Semidense and voxel projections are evaluated in camera frames derived from
`p3d_cameras` and must be consistent with the above pose encoding.

== Offline-cache consistency checks

Using cached batches (same config as the debug launcher), we verified:

- `candidate_poses_world_cam` and `p3d_cameras` are consistent:
  $#T(symb.frame.cq, symb.frame.w)$ reconstructed from `candidate_poses_world_cam`
  matches `p3d_cameras` with max abs error $<= 1e-6$.
- Undoing the CW90 display correction on poses *without* rotating
  `p3d_cameras` breaks that alignment (max abs error approx 1.2 in R,
  approx 10 in t), which corrupts semidense projection features.

== Current issues

// <rm>
// Internal issue tracker / implementation notes; move to repo docs or issues.
- #textbf[CW90 correction mismatch]: `apply_cw90_correction=True` in
  `VinModelV3` only adjusts poses unless the caller pre-corrects
  `p3d_cameras`. This can desynchronize pose encoding and projection
  features.
- #textbf[Missing gravity-aligned reference in cache]: offline cache stores only
  `reference_pose_world_rig` (physical rig).

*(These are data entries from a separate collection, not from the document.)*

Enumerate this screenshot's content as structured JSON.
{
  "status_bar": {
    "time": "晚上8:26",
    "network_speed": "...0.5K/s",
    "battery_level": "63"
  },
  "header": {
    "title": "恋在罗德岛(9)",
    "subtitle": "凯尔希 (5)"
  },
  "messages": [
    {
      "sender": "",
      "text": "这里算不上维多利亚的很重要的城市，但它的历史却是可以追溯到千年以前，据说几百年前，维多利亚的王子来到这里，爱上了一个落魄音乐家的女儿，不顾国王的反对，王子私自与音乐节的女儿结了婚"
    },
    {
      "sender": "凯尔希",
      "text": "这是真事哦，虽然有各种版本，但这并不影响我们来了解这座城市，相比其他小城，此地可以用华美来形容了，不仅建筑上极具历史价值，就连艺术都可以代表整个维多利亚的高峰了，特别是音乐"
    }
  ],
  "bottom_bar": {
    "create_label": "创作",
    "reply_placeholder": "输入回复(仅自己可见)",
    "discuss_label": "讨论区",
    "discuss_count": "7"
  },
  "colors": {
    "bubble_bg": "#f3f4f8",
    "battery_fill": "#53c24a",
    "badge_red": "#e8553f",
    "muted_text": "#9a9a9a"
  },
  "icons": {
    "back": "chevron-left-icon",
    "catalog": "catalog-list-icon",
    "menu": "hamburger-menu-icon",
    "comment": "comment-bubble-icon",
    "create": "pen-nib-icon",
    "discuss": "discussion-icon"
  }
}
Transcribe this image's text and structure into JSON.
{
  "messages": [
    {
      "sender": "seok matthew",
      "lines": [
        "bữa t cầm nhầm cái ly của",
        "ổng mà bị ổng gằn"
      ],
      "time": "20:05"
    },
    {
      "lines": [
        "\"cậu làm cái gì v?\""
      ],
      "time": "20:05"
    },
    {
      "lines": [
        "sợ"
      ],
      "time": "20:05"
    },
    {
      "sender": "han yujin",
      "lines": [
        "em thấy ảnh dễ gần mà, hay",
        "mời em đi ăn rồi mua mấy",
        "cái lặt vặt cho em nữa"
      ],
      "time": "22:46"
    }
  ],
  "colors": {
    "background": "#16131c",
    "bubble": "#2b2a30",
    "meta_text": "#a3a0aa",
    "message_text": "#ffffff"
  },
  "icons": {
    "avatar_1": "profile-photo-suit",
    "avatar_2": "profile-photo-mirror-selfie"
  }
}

The gravity-aligned sampling pose
  is not available, so cached datasets cannot be retrofitted without recompute.
- #textbf[Mixed display vs. physical frames]: display-only rotations (CW90) should
  not leak into model inputs.
// </rm>

== Recommended streamlining

// <rm>
// Internal refactor plan; move to repo docs.
1. #textbf[Single canonical frame per batch]: treat all cached inputs as physical
  rig frames; disable CW90 inside the model for cached datasets.
2. #textbf[Batch-level normalization helper]: if we want to undo CW90, apply it
  consistently to `candidate_poses_world_cam`, `reference_pose_world_rig`,
  and `p3d_cameras` (plus a `cw90_corrected` tag) before entering `forward`.
// </rm>

The CW90 consistency guard is implemented in `VinModelV3.forward`: it raises
if `apply_cw90_correction=True` without a `p3d_cameras.cw90_corrected` tag.